ZURICH, Switzerland — Switzerland’s exports fell by 11 percent in November, reversing an October rebound, largely on a slide in demand for pharmaceutical products, Swiss customs authorities announced on Thursday.
Exports from the Alpine nation came in at 21.7 billion Swiss francs (23.2 billion euros), below 22 billion for the first time since March, the officials said.
Imports, meanwhile, dropped 3.6 percent on the previous month to 17.7 billion, leaving a trade surplus for the period to drop to just under 3.96 billion francs, compared to 5.99 billion in October.
Exports from the pharmaceuticals and chemicals sector plummeted by 15.2 percent over October, fueled by a sharp fall in demand both for active ingredients and raw materials.
The fall was 8.3 percent for machinery, and electrical and electronic equipment, Switzerland’s second-largest export after pharmaceuticals.
Switzerland’s gross domestic product (GDP) grew by just 0.2 percent in the third quarter, following 0.4 percent in the second quarter, on a decline in industrial exports, notably by machine-tool manufacturers and metals sector firms.
Drops in orders from Germany in particular were pronounced with the strength of the Swiss franc also weighing on exports.
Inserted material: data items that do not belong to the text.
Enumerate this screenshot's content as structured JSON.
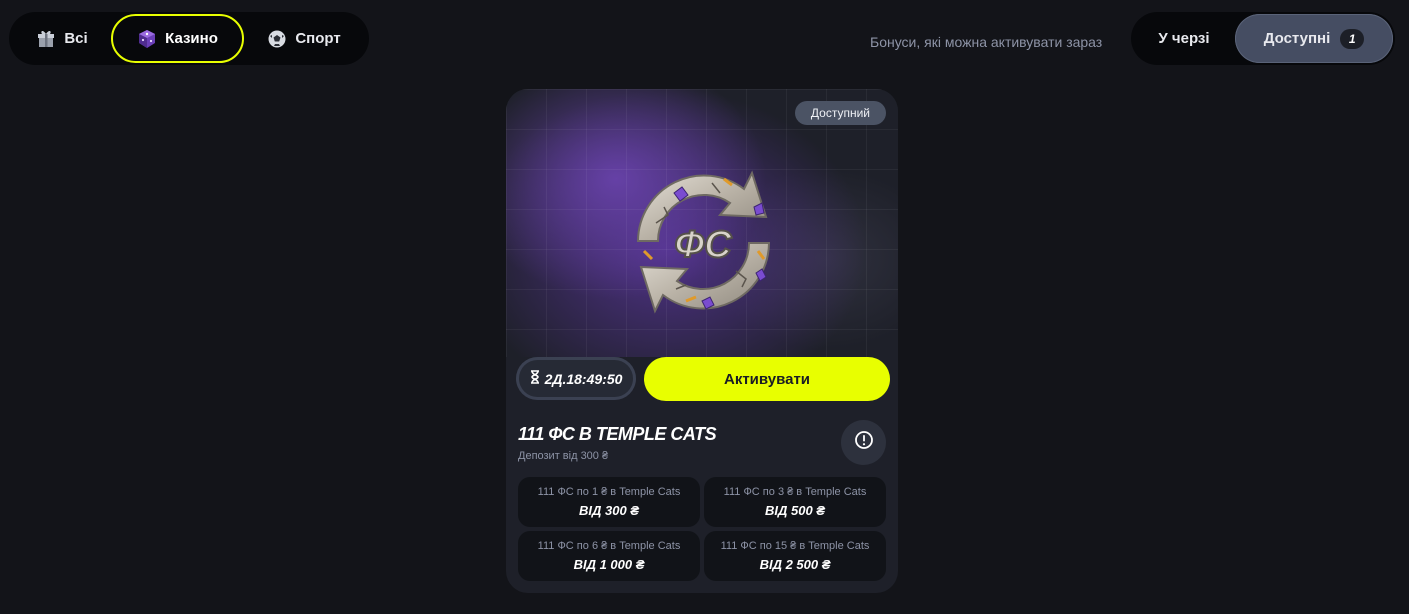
{
  "category_tabs": [
    {
      "label": "Всі",
      "icon": "gift-icon"
    },
    {
      "label": "Казино",
      "icon": "dice-icon",
      "selected": true
    },
    {
      "label": "Спорт",
      "icon": "soccer-ball-icon"
    }
  ],
  "filter": {
    "caption": "Бонуси, які можна активувати зараз",
    "queue_label": "У черзі",
    "available_label": "Доступні",
    "available_count": "1"
  },
  "card": {
    "status": "Доступний",
    "emblem_text": "ФС",
    "timer": "2Д.18:49:50",
    "activate_label": "Активувати",
    "title": "111 ФС В TEMPLE CATS",
    "subtitle": "Депозит від 300 ₴",
    "tiers": [
      {
        "desc": "111 ФС по 1 ₴ в Temple Cats",
        "amount": "ВІД 300 ₴"
      },
      {
        "desc": "111 ФС по 3 ₴ в Temple Cats",
        "amount": "ВІД 500 ₴"
      },
      {
        "desc": "111 ФС по 6 ₴ в Temple Cats",
        "amount": "ВІД 1 000 ₴"
      },
      {
        "desc": "111 ФС по 15 ₴ в Temple Cats",
        "amount": "ВІД 2 500 ₴"
      }
    ]
  },
  "colors": {
    "accent": "#e8ff00",
    "background": "#131419",
    "card": "#1e2029",
    "hero_purple": "#5a3a98"
  }
}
Exports had slipped slightly in the first quarter before recovering strongly in the second, on healthy demand for pharmaceuticals only to turn back into the red in the third quarter.
On Tuesday, the State Secretariat for Economic Affairs lowered its GDP forecast for 2024 to 0.9 percent compared with a previous 1.2-percent estimate, mainly thanks to lower expectations for exports of merchandise.
However, the government is forecasting a rise of 3.8 percent for services exports, over 2.3 percent.